Obama mantém calendário de saída das tropas americanas do Iraque

Washington - O presidente dos Estados Unidos, Barack Obama, assegurou hoje que manterá o calendário de retirada das tropas americanas do Iraque, o que acontecerá até o fim de 2011.

EFE |


Obama se reuniu nesta quarta-feira por mais de uma hora com o primeiro-ministro iraquiano, Nouri al-Maliki, em um encontro que, segundo a Casa Branca, serve para demonstrar a normalização das relações entre os dois países.

Em um comparecimento conjunto nos jardins da Casa Branca, o governante americano destacou que as duas nações estão realizando uma "transição completa" em suas relações, que serão baseadas no respeito e interesses mútuos.

Os dois dirigentes ressaltaram seu interesse na colaboração e destacaram que os esforços conjuntos continuarão.

Obama, que em ocasiões anteriores pediu ao Governo iraquiano mais esforços para conseguir uma verdadeira distribuição de poder e do lucro do petróleo entre as comunidades xiita, sunita e curda, assegurou hoje que Bagdá atingiu "progressos substanciais".

No entanto, insistiu em que "o Iraque será um lugar mais seguro e com mais sucesso quando se transformar em um país onde todos os seus cidadãos forem beneficiados, incluindo todos os grupos étnicos e religiosos".

"Os Estados Unidos continuam apoiando os esforços para integrar todos os iraquianos nas forças de segurança e no Governo iraquiano", disse.

O presidente americano reiterou o compromisso de seu país de retirar suas tropas de combate até o fim de agosto do próximo ano, e seu contingente completo até o final de 2011. Atualmente, os EUA mantêm no Iraque cerca de 128 mil soldados.

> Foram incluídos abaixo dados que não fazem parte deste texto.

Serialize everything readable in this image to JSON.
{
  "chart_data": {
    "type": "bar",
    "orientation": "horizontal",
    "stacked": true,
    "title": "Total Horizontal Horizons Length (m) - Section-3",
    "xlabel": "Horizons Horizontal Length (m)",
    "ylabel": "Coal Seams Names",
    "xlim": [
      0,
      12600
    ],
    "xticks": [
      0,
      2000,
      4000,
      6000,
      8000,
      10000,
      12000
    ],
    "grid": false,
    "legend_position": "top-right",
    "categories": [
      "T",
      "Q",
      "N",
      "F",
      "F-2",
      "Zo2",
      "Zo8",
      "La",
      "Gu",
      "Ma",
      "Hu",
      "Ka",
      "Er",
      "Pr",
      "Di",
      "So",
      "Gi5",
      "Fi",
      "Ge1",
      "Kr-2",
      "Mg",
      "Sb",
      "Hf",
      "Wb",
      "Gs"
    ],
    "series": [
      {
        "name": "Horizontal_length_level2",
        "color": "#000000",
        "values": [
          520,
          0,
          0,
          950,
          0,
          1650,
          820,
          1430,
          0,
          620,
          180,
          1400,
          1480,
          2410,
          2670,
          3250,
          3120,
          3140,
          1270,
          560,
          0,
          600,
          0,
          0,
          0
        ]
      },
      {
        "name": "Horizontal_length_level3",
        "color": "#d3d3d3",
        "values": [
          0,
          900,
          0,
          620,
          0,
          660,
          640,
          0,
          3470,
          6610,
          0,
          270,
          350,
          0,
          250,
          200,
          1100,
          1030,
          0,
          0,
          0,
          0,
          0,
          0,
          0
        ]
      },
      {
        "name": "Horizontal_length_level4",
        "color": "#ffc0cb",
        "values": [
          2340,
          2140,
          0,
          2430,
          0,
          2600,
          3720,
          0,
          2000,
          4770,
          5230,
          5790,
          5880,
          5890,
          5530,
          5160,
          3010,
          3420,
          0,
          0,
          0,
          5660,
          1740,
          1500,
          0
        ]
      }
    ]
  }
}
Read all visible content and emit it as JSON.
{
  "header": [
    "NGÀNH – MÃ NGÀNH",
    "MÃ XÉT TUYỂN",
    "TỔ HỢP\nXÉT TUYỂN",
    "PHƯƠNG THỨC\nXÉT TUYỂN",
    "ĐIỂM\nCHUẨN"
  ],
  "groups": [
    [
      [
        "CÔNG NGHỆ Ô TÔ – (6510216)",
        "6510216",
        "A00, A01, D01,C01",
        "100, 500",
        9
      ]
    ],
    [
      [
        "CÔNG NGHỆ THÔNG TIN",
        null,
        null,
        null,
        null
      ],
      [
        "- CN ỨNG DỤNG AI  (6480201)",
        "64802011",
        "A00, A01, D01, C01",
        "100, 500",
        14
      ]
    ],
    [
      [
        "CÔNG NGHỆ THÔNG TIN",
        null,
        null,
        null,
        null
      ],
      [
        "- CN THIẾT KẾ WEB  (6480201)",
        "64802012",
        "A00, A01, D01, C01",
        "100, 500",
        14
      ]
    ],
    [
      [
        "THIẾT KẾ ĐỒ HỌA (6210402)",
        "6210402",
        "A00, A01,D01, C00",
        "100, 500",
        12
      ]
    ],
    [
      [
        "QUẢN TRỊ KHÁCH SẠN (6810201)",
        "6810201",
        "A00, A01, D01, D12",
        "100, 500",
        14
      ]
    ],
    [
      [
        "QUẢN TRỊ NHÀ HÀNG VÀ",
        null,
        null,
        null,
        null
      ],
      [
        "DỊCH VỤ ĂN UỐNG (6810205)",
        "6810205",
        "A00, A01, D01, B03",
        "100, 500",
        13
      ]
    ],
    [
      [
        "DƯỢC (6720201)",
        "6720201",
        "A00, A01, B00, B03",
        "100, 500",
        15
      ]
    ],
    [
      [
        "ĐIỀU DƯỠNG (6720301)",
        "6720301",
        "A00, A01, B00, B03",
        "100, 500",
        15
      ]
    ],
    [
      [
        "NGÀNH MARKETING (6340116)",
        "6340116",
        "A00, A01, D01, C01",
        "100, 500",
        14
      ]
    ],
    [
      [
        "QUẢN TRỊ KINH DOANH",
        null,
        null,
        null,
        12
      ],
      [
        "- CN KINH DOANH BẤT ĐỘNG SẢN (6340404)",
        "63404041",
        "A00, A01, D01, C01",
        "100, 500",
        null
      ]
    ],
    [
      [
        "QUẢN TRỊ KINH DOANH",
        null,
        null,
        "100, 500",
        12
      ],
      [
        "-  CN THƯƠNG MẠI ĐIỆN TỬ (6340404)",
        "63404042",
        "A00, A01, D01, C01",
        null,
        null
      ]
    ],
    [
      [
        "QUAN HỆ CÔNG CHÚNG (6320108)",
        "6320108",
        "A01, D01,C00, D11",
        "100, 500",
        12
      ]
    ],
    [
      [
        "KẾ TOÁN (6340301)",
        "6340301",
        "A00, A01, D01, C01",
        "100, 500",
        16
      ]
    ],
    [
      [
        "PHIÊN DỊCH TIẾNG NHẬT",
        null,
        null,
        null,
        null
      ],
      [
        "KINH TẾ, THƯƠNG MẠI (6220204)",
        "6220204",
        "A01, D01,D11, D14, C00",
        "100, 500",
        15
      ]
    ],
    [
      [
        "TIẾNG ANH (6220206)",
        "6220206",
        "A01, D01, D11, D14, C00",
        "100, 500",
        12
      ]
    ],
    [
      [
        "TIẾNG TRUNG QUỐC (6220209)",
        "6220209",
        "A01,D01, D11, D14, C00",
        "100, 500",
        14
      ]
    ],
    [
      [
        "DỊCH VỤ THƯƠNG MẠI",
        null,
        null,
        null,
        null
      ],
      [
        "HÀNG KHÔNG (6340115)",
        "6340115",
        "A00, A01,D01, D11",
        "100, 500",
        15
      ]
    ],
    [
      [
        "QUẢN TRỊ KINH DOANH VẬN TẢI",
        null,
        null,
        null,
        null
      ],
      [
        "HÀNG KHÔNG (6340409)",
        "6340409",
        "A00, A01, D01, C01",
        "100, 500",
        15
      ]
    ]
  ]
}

Obama citou ainda a retirada das tropas das cidades iraquianas no mês passado como uma demonstração de que os Estados Unidos cumprirão seus compromissos.

O governante advertiu que a violência no Iraque continuará, e "os que querem manter o país dividido continuarão com seus massacres", mas assegurou que os insurgentes serão derrotados.

Já o primeiro-ministro iraquiano, que visitava Washington pela primeira vez desde que o ex-presidente George W. Bush deixou o poder, em janeiro, reiterou seu compromisso com o desenvolvimento de instituições sólidas no Iraque e com uma verdadeira distribuição do poder entre sunitas, xiitas e curdos.

"Trabalharemos muito duro para impedir que floresça qualquer comportamento sectário", prometeu.

Maliki assegurou que as forças de segurança de seu país estão "muito capacitadas" para enfrentar as ameaças em seu território, e indicou que atualmente o Iraque precisa de uma maior ajuda econômica e maiores investimentos estrangeiros.

Entre a terça-feira e hoje, o premiê iraquiano passou também por Nova York, para se reunir com o secretário-geral das Nações Unidas, Ban Ki-moon.

Também se encontrou com os representantes dos cinco países-membros permanentes do Conselho de Segurança da ONU para tentar convencê-los a suspender as sanções impostas contra o Iraque de Saddam Hussein após a guerra do Golfo em 1991.

O Iraque tenta reduzir os pagamentos ligados aos prejuízos causados pela guerra após a invasão do Kuwait em 1990.

Na semana passada, uma delegação iraquiana liderada pelo ministro de Assuntos Exteriores Hoshyar Zebari se reuniu com o secretário-geral da ONU para abordar o assunto.

Em sua reunião hoje, Obama expressou sua disposição a conseguir que esses pagamentos sejam reduzidos.

Durante sua estadia em Washington, um dos atos de maior simbolismo de Maliki será uma visita ao cemitério militar de Arlington, onde depositará uma coroa de flores.

Este ato, que gerou muitos elogios em Washington como um sinal de respeito aos sacrifícios de suas tropas no Iraque, teria sido impossível há poucos meses, antes de os Estados Unidos deixarem as cidades iraquianas.